Associazione Nazionale Medici Cardiologi Ospedalieri

CONGRESS ABSTRACT

CONGRESS ABSTRACT

Extreme acute type A aortic dissection: is apical cannulation an effective bailout strategy?

Belluschi Igor Milano (MI) – ASST Grande Ospedale Metropolitano Niguarda | Cappai Antioco Milano (MI) – ASST Grande Ospedale Metropolitano Niguarda | Merlanti Bruno Milano (MI) – ASST Grande Ospedale Metropolitano Niguarda | Cannata Aldo Milano (MI) – ASST Grande Ospedale Metropolitano Niguarda | Settepani Fabrizio Milano (MI) – ASST Grande Ospedale Metropolitano Niguarda | Russo Claudio Milano (MI) – ASST Grande Ospedale Metropolitano Niguarda

Background:  Cannulation site selection for the surgical treatment of acute type A aortic dissection remains controversial. Several cannulation sites -from femoral to axillary vessels- have been proposed, but each one is associated to the risk of adverse complications. However, in some cases none of them could be an available option due to the dissection extension. Transapical cannulation is a simple maneuver that could restore antegrade blood flow during cardiopulmonary bypass, but only few series have been described in literature. Our aim is to investigate about the safety and efficacy of this procedure. Methods: Between 2000 and 2024, n=355 patients underwent surgical repair of acute type A dissection at our center. Among them, transapical cannulation was performed in n=10 cases. Transapical cannulation was selected as the initial cannulation site in all patients due to unavailability of other places. The main surgical procedures were ascending aorta replacement with open distal technique (n=7), followed by total- (n=2) and partial-arch replacement (n=1). Two cases required an additional bioprosthetic aortic valve replacement.
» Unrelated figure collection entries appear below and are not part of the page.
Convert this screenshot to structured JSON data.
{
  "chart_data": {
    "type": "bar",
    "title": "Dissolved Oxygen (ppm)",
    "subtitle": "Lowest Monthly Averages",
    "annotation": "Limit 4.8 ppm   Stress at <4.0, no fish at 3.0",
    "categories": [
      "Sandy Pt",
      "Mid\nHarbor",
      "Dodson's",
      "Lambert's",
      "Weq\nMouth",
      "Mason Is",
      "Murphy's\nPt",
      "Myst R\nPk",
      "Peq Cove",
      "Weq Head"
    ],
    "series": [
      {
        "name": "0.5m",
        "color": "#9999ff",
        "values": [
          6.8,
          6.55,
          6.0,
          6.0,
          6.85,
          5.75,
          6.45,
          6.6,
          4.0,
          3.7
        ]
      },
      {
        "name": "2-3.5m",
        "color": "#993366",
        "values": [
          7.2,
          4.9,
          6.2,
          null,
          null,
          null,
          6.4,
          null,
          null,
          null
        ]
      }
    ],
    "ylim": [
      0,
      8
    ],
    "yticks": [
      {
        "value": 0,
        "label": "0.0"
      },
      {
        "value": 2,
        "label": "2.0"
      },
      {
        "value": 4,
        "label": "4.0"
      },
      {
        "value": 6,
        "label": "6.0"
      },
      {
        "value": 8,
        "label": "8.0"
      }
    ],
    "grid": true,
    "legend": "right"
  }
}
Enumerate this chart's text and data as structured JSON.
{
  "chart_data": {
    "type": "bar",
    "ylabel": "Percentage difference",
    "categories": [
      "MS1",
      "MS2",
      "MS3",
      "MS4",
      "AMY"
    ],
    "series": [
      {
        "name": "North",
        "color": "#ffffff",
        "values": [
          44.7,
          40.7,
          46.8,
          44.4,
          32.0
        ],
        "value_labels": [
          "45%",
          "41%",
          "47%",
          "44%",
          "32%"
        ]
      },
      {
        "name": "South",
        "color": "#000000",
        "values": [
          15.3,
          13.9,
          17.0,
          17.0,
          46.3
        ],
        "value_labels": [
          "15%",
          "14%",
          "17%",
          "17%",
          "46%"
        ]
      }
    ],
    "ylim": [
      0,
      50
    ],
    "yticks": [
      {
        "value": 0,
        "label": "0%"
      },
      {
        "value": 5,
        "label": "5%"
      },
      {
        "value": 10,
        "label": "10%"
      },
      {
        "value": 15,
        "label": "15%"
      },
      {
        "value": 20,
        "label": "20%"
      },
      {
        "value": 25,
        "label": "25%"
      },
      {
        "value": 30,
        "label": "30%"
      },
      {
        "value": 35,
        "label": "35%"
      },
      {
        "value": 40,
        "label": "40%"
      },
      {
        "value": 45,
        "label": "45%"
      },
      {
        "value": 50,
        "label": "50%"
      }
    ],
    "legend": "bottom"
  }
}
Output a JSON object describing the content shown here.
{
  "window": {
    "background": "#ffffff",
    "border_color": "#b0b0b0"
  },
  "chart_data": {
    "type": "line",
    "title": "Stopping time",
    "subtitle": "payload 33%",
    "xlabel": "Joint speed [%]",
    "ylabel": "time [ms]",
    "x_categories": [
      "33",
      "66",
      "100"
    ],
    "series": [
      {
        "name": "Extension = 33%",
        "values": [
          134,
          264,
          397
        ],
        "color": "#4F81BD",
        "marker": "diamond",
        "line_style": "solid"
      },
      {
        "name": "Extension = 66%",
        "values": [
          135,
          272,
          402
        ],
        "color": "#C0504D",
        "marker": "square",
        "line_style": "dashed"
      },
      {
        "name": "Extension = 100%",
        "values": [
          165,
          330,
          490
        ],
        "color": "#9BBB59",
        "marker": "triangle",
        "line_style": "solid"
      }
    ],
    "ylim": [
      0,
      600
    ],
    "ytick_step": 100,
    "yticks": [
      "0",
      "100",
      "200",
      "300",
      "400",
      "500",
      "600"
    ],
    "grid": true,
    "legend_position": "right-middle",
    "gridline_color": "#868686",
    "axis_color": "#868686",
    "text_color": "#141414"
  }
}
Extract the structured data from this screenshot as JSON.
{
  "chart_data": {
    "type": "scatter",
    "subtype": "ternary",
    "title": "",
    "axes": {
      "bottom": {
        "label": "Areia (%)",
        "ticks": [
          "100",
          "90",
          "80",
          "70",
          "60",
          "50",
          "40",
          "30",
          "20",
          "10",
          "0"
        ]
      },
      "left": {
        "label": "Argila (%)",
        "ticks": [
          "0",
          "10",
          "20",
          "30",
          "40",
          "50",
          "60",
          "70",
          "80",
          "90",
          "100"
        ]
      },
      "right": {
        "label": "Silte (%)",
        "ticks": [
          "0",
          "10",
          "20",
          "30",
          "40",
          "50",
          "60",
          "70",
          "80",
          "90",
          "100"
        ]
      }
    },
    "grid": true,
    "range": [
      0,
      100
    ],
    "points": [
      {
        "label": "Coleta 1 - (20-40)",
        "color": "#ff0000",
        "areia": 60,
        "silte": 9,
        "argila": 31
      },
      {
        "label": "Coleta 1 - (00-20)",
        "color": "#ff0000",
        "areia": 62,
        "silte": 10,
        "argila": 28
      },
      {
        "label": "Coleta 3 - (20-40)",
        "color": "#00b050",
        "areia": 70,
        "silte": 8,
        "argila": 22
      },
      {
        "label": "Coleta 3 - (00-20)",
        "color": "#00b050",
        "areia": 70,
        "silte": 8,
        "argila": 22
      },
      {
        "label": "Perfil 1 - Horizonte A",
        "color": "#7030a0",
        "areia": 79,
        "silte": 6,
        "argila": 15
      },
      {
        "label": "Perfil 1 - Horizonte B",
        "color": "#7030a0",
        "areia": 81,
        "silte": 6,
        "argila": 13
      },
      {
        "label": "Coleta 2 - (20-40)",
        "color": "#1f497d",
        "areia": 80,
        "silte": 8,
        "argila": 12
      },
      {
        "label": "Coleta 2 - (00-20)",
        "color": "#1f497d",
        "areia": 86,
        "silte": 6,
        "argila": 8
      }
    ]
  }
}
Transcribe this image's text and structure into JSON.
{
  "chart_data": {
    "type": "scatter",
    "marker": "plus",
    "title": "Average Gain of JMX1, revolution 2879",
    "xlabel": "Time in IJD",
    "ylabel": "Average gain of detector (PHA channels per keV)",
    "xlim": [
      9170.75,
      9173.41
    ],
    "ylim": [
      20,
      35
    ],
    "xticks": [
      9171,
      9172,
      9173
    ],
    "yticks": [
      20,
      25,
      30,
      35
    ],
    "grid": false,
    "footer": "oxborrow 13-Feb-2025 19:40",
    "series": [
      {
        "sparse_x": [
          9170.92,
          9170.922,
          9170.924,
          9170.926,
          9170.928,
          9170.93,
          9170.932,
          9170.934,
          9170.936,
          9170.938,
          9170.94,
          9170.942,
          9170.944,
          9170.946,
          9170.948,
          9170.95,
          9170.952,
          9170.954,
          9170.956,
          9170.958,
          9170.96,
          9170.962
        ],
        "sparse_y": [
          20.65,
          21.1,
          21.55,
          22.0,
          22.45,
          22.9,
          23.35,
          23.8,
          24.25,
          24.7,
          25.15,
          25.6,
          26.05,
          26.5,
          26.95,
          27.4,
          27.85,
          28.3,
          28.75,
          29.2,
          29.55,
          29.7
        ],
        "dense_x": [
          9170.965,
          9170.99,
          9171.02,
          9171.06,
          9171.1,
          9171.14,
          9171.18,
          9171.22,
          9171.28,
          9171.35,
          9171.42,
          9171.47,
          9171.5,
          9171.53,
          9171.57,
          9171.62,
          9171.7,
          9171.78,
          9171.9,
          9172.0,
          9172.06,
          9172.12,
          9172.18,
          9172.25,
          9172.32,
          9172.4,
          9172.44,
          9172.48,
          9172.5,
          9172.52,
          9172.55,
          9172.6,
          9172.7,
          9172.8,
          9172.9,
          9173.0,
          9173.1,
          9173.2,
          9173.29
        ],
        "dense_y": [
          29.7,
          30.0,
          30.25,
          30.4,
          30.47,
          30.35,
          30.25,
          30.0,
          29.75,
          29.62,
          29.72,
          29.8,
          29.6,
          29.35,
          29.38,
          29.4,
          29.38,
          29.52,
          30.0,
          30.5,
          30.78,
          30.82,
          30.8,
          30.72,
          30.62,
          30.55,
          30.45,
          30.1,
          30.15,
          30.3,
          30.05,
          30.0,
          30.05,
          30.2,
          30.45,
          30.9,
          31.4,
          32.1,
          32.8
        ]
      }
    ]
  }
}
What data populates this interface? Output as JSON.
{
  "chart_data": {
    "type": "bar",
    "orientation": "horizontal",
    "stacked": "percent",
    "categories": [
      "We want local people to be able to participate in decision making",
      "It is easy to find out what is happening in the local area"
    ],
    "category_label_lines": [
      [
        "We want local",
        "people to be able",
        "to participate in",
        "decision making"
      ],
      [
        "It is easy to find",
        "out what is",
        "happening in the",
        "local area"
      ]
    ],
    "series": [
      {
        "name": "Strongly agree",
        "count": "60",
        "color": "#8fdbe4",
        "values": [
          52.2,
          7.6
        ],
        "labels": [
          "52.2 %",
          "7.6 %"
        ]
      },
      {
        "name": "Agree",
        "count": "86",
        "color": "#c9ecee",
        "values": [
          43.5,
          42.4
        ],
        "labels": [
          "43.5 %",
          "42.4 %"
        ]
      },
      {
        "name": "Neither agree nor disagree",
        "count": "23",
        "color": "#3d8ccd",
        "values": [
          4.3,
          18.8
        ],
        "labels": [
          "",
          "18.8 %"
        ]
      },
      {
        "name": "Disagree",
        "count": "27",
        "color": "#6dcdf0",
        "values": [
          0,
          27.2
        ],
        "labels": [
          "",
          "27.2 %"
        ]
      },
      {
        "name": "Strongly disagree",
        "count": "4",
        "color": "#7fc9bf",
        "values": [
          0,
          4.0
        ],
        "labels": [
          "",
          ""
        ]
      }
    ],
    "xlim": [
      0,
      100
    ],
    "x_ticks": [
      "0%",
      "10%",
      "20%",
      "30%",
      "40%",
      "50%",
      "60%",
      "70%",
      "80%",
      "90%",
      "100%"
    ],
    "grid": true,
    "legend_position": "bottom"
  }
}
Hypothermic circulatory arrest with antegrade cerebral perfusion was performed in all cases at a mean temperature of 22.5 ± 2 °C, with additional retrograde perfusion in 6 of them. Median cross-clamp and circulatory arrest times were 68 [44,86] and  42 [28,73] minutes, respectively.  Results: 30-day mortality rate was 40% (n=4) and 2 patients died during follow-up at 4 and 6 years, respectively. Three patients had strokes (30%) and four developed postoperative acute kidney disease. Transapical cannulation was successful in all the subjects. One patient showed leg ischemia requiring femoro-femoral bypass. Nobody developed visceral organ malperfusion. The main dissection tear was found in the ascending aorta, aortic arch and root in n=6, n=3 and n=1 patients, respectively.   Conclusions: Despite high mortality rate, transapical cannulation could be a safe and effective bailout option for the repair of acute type A aortic dissection when none other cannulation site is available. Nevertheless, this cannulation method cannot completely reduce the risk of intraoperative malperfusion, especially when large tears are found in ascending aorta, so careful intraoperative monitoring is required.